I thought if I stared at him long enough he'd walk me to my car. but he didn't. he dddidn't. i rreally thought i had those powers.
I understand why you refuse to be sober now
Somebody was walking their dog with their car. seriously
Thanks for not cleaning the drain like you were supposed to. I just vomited in the shower and I had to stand in it until I was done conditioning.
I think you blew it when you asked her "Do you look good naked too, Or is it just the bra?"
we are playing family charades. my sister pointed at me. everyone guessed alcoholic.
She just called to say she can support a full bottle of vodka between "the girls" now. I'm going over, don't try and stop me.
so hungover ... i gave my nephew five bucks to go blow bubbles for an hour in the kitchen.

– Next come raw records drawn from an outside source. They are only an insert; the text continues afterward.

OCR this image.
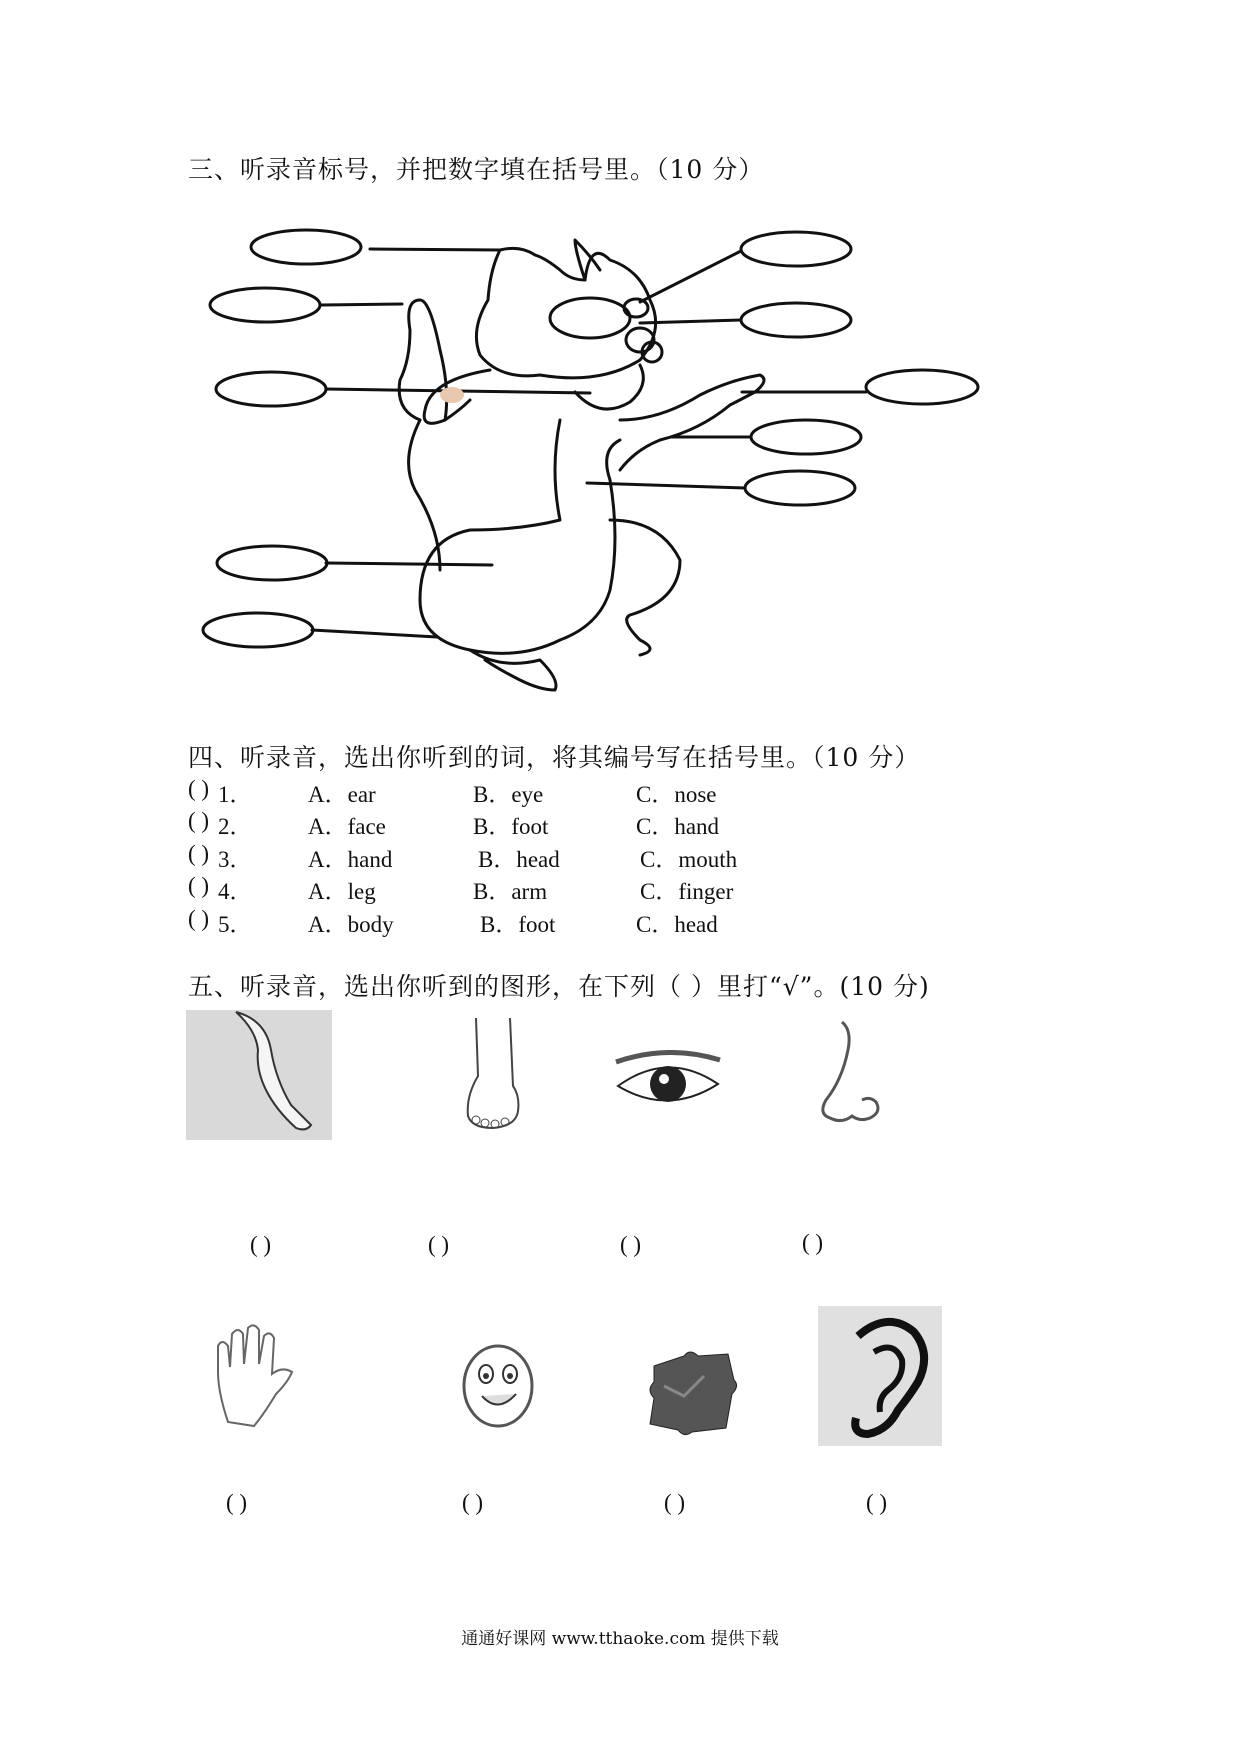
三、听录音标号，并把数字填在括号里。（10 分）
四、听录音，选出你听到的词，将其编号写在括号里。（10 分）
( ) 1． A．ear	B．eye	C．nose
( ) 2． A．face	B．foot	C．hand
( ) 3． A．hand	B．head	C．mouth
( ) 4． A．leg	B．arm	C．finger
( ) 5． A．body	B．foot	C．head
五、听录音，选出你听到的图形，在下列（ ）里打“√”。(10 分)
( )	( )	( )	( )
( )	( )	( )	( )
通通好课网 www.tthaoke.com 提供下载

No longer allowed at circus circus apparently fuvking in the elevator is frowned upon.
A beer is a heart your wish makes!!!
I told the DJ last night to play Third Eye Blind before 1:45 and just pointed at him as I walked away. He didn't do it and at 1:45 I just walked out pointing at him, without my friends
Any idea why the fuck i would replace all the music on my ipod with the fucking Goosebumps theme song?!?
Apparently drunk you is really nostalgic?
Sorry for face planting onto the table with all our alcohol on it
do you think the dildo I'm bringing through airport security is considered a weapon?